Nagel is the typical evil scientist and explained that, after working for Hydra, he was hired by the CIA to recreate the super soldier’s serum using “blood samples from an American guinea pig” – Isaiah Bradley. He almost made it, before disappearing into the Blip. When he returned, no one was more interested in his research, except the Power Broker.

Zemo murdered Nagel, indirectly doing the Flag Crushers a big favor. Without the ability to make more serum, the Power Broker will have to chase them to get the latest doses.

Who is the Power Broker in the comics?

Curtiss Jackson, also known as Power Broker, a white guy in a suit, huddles in front of a broken window in US Agent # 3, Marvel Comics (2001).

Image: Jerry Ordway, Karl Kesel / Marvel Comics

This is easy: he’s a Marvel Comics character who does a (and mean) business selling dangerous superpower treatment to desperate people. Curtiss Jackson employs a mad scientist to give people superpowers, but also to inject them secretly with heavy addictive substances. When they go into abstinence, he says it is a side effect of their superpowers, and that they have to keep coming back to him and paying for “treatments”.

Nobody is saying that superhero comics are subtle.

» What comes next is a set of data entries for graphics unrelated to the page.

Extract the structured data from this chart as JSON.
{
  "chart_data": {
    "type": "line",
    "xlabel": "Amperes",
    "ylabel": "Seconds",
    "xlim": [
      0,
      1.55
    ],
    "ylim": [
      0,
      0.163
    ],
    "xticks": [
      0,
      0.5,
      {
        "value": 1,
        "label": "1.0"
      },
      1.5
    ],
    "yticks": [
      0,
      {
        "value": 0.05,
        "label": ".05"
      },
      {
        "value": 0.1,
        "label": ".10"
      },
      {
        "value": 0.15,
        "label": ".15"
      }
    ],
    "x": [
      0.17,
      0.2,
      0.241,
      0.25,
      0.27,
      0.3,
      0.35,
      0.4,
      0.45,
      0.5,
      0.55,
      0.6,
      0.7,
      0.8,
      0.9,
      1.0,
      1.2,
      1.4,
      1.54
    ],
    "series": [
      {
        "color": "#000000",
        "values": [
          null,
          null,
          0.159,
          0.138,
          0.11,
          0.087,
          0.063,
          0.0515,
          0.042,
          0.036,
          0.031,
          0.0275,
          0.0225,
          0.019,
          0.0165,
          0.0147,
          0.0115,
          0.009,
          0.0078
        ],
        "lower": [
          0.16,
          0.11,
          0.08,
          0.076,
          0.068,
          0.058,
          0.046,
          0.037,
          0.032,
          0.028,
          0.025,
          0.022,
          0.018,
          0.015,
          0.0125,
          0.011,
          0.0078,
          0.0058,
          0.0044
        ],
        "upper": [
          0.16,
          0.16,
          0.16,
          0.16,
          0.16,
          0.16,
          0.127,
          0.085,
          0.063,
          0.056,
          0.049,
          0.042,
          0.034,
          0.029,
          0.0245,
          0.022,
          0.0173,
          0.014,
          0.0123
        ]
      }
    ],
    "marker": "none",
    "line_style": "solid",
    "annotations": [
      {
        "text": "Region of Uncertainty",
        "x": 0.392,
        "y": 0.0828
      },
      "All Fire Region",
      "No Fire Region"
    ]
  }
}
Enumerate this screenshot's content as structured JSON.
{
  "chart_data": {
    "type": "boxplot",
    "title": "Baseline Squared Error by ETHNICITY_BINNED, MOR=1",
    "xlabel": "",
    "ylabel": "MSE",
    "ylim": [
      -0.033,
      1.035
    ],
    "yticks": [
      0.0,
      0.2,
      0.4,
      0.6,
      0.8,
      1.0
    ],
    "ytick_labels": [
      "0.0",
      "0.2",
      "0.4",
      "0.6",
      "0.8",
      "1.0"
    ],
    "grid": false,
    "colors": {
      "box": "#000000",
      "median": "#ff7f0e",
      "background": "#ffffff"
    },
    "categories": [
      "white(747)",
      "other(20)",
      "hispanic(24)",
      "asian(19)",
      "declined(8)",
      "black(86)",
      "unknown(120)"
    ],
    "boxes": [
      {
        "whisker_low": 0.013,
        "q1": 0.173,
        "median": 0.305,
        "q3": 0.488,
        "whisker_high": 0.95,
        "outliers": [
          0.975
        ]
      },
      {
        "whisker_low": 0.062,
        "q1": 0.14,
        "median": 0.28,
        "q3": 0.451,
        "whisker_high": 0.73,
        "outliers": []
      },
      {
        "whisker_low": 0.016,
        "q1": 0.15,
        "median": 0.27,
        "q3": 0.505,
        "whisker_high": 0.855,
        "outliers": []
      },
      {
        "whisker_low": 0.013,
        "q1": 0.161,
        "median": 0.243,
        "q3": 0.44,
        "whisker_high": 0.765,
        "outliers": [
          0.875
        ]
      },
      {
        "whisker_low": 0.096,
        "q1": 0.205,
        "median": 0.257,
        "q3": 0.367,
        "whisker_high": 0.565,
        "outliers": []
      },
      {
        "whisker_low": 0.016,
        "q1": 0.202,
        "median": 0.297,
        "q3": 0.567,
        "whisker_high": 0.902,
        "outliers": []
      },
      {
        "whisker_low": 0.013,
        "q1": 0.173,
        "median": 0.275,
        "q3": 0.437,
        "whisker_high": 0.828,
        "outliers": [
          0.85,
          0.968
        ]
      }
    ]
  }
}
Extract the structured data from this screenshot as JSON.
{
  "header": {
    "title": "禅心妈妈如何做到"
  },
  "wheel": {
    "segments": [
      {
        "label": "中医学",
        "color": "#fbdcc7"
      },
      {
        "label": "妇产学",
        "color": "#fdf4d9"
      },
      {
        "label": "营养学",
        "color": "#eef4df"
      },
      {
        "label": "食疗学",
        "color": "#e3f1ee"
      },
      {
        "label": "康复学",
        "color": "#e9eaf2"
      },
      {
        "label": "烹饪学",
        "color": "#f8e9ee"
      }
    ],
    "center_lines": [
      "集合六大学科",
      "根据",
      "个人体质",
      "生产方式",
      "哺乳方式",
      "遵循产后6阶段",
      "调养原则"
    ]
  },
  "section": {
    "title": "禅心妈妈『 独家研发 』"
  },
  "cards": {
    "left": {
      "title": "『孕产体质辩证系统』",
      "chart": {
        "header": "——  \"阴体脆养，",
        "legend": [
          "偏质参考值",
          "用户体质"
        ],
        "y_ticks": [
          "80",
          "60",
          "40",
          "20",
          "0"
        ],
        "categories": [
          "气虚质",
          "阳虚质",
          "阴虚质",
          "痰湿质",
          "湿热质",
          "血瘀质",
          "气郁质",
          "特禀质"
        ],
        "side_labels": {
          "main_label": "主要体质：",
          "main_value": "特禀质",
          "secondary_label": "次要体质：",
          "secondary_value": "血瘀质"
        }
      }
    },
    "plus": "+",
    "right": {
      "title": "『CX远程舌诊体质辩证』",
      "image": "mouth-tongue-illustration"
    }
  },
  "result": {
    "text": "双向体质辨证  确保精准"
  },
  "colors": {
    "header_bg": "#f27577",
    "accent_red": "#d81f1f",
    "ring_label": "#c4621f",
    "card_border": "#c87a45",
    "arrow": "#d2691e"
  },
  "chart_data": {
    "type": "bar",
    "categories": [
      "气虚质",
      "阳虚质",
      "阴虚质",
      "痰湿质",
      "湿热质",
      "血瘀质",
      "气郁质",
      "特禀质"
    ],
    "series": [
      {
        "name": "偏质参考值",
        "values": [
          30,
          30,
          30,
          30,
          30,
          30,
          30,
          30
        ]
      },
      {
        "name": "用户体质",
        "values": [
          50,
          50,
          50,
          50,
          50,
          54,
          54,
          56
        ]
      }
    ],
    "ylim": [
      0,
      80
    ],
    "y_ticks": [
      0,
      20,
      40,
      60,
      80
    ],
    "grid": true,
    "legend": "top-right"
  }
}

Although the Power Broker is obscure, the character has connections to other aspects of the story The Falcon and the Winter Soldier is saying. For example, in the comics, the Power Broker is how John Walker obtained his superpowers, allowing him to become the Super-Patriot and, later, Captain America and then Agent of the USA.

The Power Broker’s dishonesty with its customers – subjecting them to medical procedures for which they have not signed up – is reminiscent of many real and unethical medical experiments and campaigns. These real historical events inspired the creation of Isaiah Bradley, the first Black Captain America, who also appeared in episode 2.

And speaking of Bradley, in the comics, the Power Broker pet scientist is a guy named Karl Malus (got it? malice?), but Hawk and Winter SoldierThe guy from is named after a different crazy scientist trying to recreate the super soldier formula. And while there is absolutely no shortage of them on the Marvel Comics scene, Dr. Wilfred Nagel was the chief scientist for the killer and explorer government program that gave Isaiah Bradley his strength.

Unethical science and super soldiers – from Bucky to Isaiah and the Power Broker – is a recurring theme for The Falcon and the Winter Soldier.

How do Power Broker victims usually pay it back?

Oh you know. Competing in a professional wrestling federation with super strength. We think it will appear in Hawk and Winter Soldier? No, but we live in hope.